Digital screen time has been reported as a risk factor that could increase myopia [37]. During the COVID-19 pandemic, students were away from the school classroom and have the online education that greatly increased the digital screen time.

Due to kept at home, children and adolescents spent more time reading books, watching TV, playing video games, and using computers, tablets, and smartphones. During the COVID-19 pandemic, Canadians aged 15–49 spent 66% more time watching TV and 35% more playing video games than before the COVID-19 outbreak [38]. In South Korea, 79 (81%) of 97 parents said their children’s digital time had increased [39].

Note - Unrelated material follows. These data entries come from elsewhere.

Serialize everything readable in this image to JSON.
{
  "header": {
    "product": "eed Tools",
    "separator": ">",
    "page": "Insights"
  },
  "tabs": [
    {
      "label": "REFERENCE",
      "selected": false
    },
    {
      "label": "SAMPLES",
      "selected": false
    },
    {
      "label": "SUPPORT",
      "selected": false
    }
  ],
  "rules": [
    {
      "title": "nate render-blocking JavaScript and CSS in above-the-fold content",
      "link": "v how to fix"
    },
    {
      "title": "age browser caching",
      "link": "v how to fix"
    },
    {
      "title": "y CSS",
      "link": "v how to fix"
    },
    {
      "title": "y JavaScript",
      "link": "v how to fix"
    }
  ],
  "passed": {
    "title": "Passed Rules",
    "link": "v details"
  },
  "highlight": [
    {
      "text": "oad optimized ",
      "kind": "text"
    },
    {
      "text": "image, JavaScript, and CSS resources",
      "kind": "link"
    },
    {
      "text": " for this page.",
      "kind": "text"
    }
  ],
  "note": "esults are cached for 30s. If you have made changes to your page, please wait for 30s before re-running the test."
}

Previous studies have found that outdoor time has a protective effect on myopia onset [39,40,41]. During COVID-19 pandemic, the outdoor activities of children and teenagers have been reduced because of the various lockdown measures imposed on populations everywhere to contain to spread of the virus. Although the outdoors activities time decreased, our study did not show any relation between outdoor activity and myopia progression. We speculated that it could be due to the small sample size of this study that the results were different from those of previous studies.

Although it is the unique study investigating the COVID-19 lifestyle impact on myopia development and progression in natural cohort of children, this study has several limitations. First is the selection bias due to a relatively small sample size. Secondly, the data on time and parameters of near work and outdoor activities were not directly measured, but were acquired by questionnaires, which may have led to recall bias. To minimize this bias, all questionnaires were completed by children and parents. Thirdly, previous studies [22, 26] found myopia progressed more slowly in summer than in winter. Handan has seasonal changes through the year. In our study, the two periods of observation were in different seasons, which may bias the outcomes. However, home isolation during the COVID-19 epidemic mainly occurred in the summer months, and our study found the myopia progression was greater in children during this period. This indicates that changes in living styles and learning environment due to the COVID-19 lead to greater myopia progression.

Conclusion

In summary, the nature cohort study in children revealed that the children were at risk of myopia progression during the COVID-19 pandemic study at home than 7 months before the outbreak. The myopia progression was related to the initial AL, the longtime of online learning, and the longtime of digital screen. Studying at home during COVID-19 may be posing a threat to the development and progression of myopia in children and adolescents, especially in East Asia, where the prevalence of myopia is high.